My goal was to ride a bicycle in Japan, but since I learned before our trip to Australia, I was able to ride a bike there, too. (Thanks to the lovely Cat Juan for her amazing guide to Sydney.) That was my first time on a full size bike, and I wasn’t sure what to expect, but it came easily. The feeling of finally being able to ride one is indescribable, even more being able to do it in another country. Continent, even. For people who’ve been cycling since they were toddlers, they probably won’t understand the exhilaration, relief, and pride of learning it as adult, because they picked it up easily as kids. But for someone who honestly never imagined ever being able to ride her entire life, it’s priceless. It’s not earth-shatteringly important, and I won’t be winning any cycling medals anytime soon or even in this lifetime, but it is a personal victory against fear and defeatism. One other thing I have learned as an adult is to take my joys in everything I can. Life is too short to be too cool to be happy.
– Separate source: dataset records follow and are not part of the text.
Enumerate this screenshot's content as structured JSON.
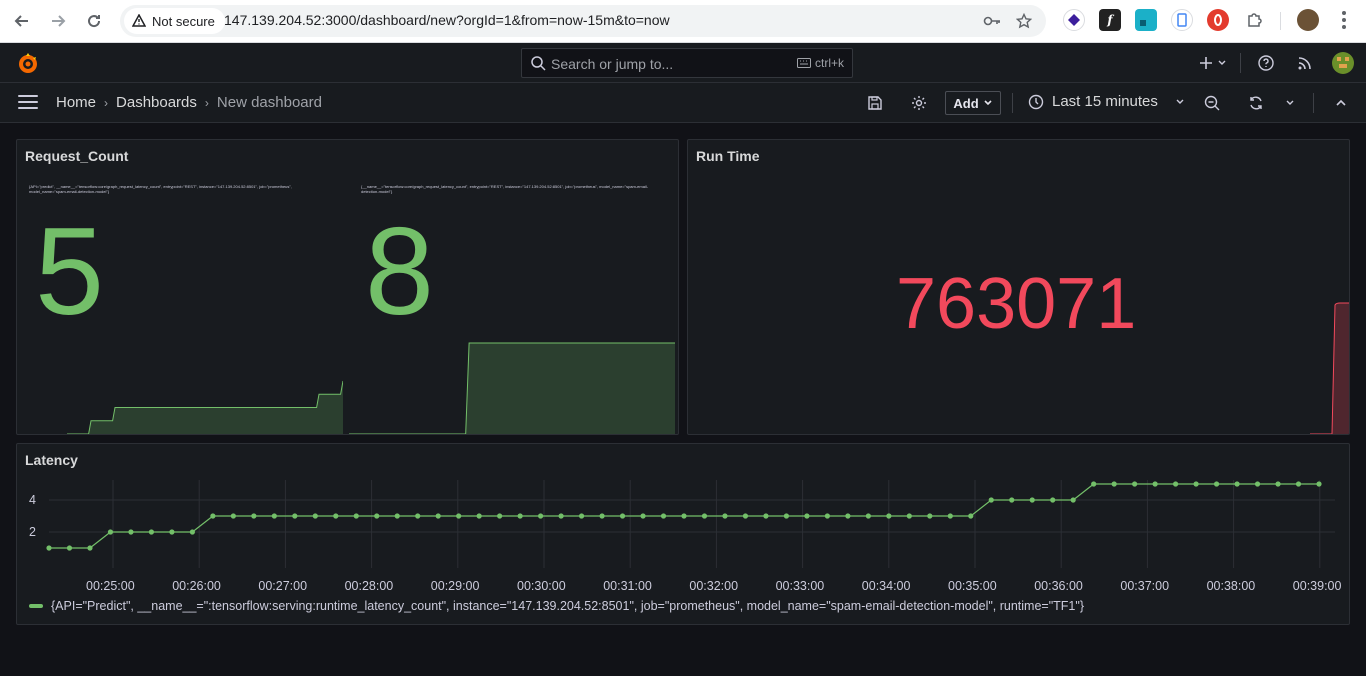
{
  "browser": {
    "security_label": "Not secure",
    "url": "147.139.204.52:3000/dashboard/new?orgId=1&from=now-15m&to=now"
  },
  "topbar": {
    "search_placeholder": "Search or jump to...",
    "search_shortcut": "ctrl+k"
  },
  "breadcrumb": {
    "home": "Home",
    "dashboards": "Dashboards",
    "current": "New dashboard"
  },
  "toolbar": {
    "add_label": "Add",
    "time_range": "Last 15 minutes"
  },
  "panels": {
    "request_count": {
      "title": "Request_Count",
      "stats": [
        {
          "label": "{API=\"predict\", __name__=\"tensorflow:core/graph_request_latency_count\", entrypoint=\"REST\", instance=\"147.139.204.52:8501\", job=\"prometheus\", model_name=\"spam-email-detection-model\"}",
          "value": "5",
          "sparkline": [
            0,
            0,
            1,
            1,
            2,
            2,
            2,
            2,
            2,
            2,
            2,
            2,
            2,
            2,
            2,
            2,
            2,
            2,
            2,
            2,
            2,
            3,
            3,
            4
          ]
        },
        {
          "label": "{__name__=\"tensorflow:core/graph_request_latency_count\", entrypoint=\"REST\", instance=\"147.139.204.52:8501\", job=\"prometheus\", model_name=\"spam-email-detection-model\"}",
          "value": "8",
          "sparkline": [
            7,
            7,
            7,
            7,
            7,
            7,
            7,
            8,
            8,
            8,
            8,
            8,
            8,
            8,
            8,
            8,
            8,
            8,
            8,
            8
          ]
        }
      ],
      "color": "#73bf69"
    },
    "run_time": {
      "title": "Run Time",
      "value": "763071",
      "color": "#f2495c"
    },
    "latency": {
      "title": "Latency",
      "legend": "{API=\"Predict\", __name__=\":tensorflow:serving:runtime_latency_count\", instance=\"147.139.204.52:8501\", job=\"prometheus\", model_name=\"spam-email-detection-model\", runtime=\"TF1\"}",
      "color": "#73bf69"
    }
  },
  "chart_data": {
    "type": "line",
    "title": "Latency",
    "xlabel": "",
    "ylabel": "",
    "yticks": [
      "2",
      "4"
    ],
    "xticks": [
      "00:25:00",
      "00:26:00",
      "00:27:00",
      "00:28:00",
      "00:29:00",
      "00:30:00",
      "00:31:00",
      "00:32:00",
      "00:33:00",
      "00:34:00",
      "00:35:00",
      "00:36:00",
      "00:37:00",
      "00:38:00",
      "00:39:00"
    ],
    "ylim": [
      0,
      5
    ],
    "series": [
      {
        "name": "{API=\"Predict\", __name__=\":tensorflow:serving:runtime_latency_count\", instance=\"147.139.204.52:8501\", job=\"prometheus\", model_name=\"spam-email-detection-model\", runtime=\"TF1\"}",
        "values": [
          1,
          1,
          1,
          2,
          2,
          2,
          2,
          2,
          3,
          3,
          3,
          3,
          3,
          3,
          3,
          3,
          3,
          3,
          3,
          3,
          3,
          3,
          3,
          3,
          3,
          3,
          3,
          3,
          3,
          3,
          3,
          3,
          3,
          3,
          3,
          3,
          3,
          3,
          3,
          3,
          3,
          3,
          3,
          3,
          3,
          3,
          4,
          4,
          4,
          4,
          4,
          5,
          5,
          5,
          5,
          5,
          5,
          5,
          5,
          5,
          5,
          5,
          5
        ]
      }
    ],
    "grid": true,
    "legend": "bottom-left"
  }
}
LEARNING HOW TO RIDE A BICYCLE AS AN ADULT WITHOUT FALLING, DYING, OR MAIMING OTHERS

Our son is 2.5 years old now so we were looking into getting him a Strider bike. It’s a no-pedal balance bike, specifically made to teach little kids how to ride minus all the falling that comes with teaching it the traditional way, which is to push them along and let go. This way, the child learns to ride on his own, in his own time. And then it occurred to me that I could learn this way, too. This is why the foldie was perfect to learn on, because my feet were flat on the ground with it. I did a lot of online research before and while I was learning. There’s pretty good advice here. There are also videos available, and a funny article on The New York Times on The Terror and Humiliation of Learning to Ride a Bike at 33.

Jeff was so incredibly patient teaching me and encouraging me, and I will always be grateful. My husband is my hero. On regular (walking) days, I’m already a handful. Me on a bicycle is chaos and murder on wheels. He walked beside me while I struggled to find my balance. He would cheer me on and he let out such a huge whoop of joy when I learned how to pedal that I lost my balance. Haha. We would go to UP Diliman, on that quiet little downhill road between the College of Music and Film Center, and we would go back and forth, back and forth for an hour every night for 2-3 days until I could coast with my feet up and pedal through 5 meters. Exactly one week after I got the bike, I rode around our village and did over 3 kilometers. I think I could’ve learned it sooner, but I didn’t want to rush it. If I fell, I knew it would set me back with more trauma and fear. So we went with slow and steady.

Posting about learning on social media has been helpful. I’ve gotten comments from other adults saying they didn’t learn as kids, too, and that they’re trying to or are going to try soon. It made the whole thing feel a little less silly, and it was all so encouraging.

There were times when I just couldn’t stay on, and they were EXASPERATING. What got me through was thinking about how I’ve given birth, that I am a mother, that the female body was built for so much more amazing things, and that I’m the most stubborn and obstinate person I know. Surely, given all that, riding a bicycle can’t be that freaking hard. I think it was that hilarious indignation that got me through the first few meters, if I’m being completely honest. It’s the fear that stops us more than anything. Wear a helmet and don’t be shy about wearing elbow pads if you feel you need it. Slap on some knee pads, if that helps at all. (I skipped that, but I won’t judge you if you do. Hahaha.) Then just ride. Keep your eyes on the road ahead, not on the road beneath your wheel. Learn how to brake. Avoid people, cars, and lampposts, and if you must swerve violently and hit something, always aim for the plants.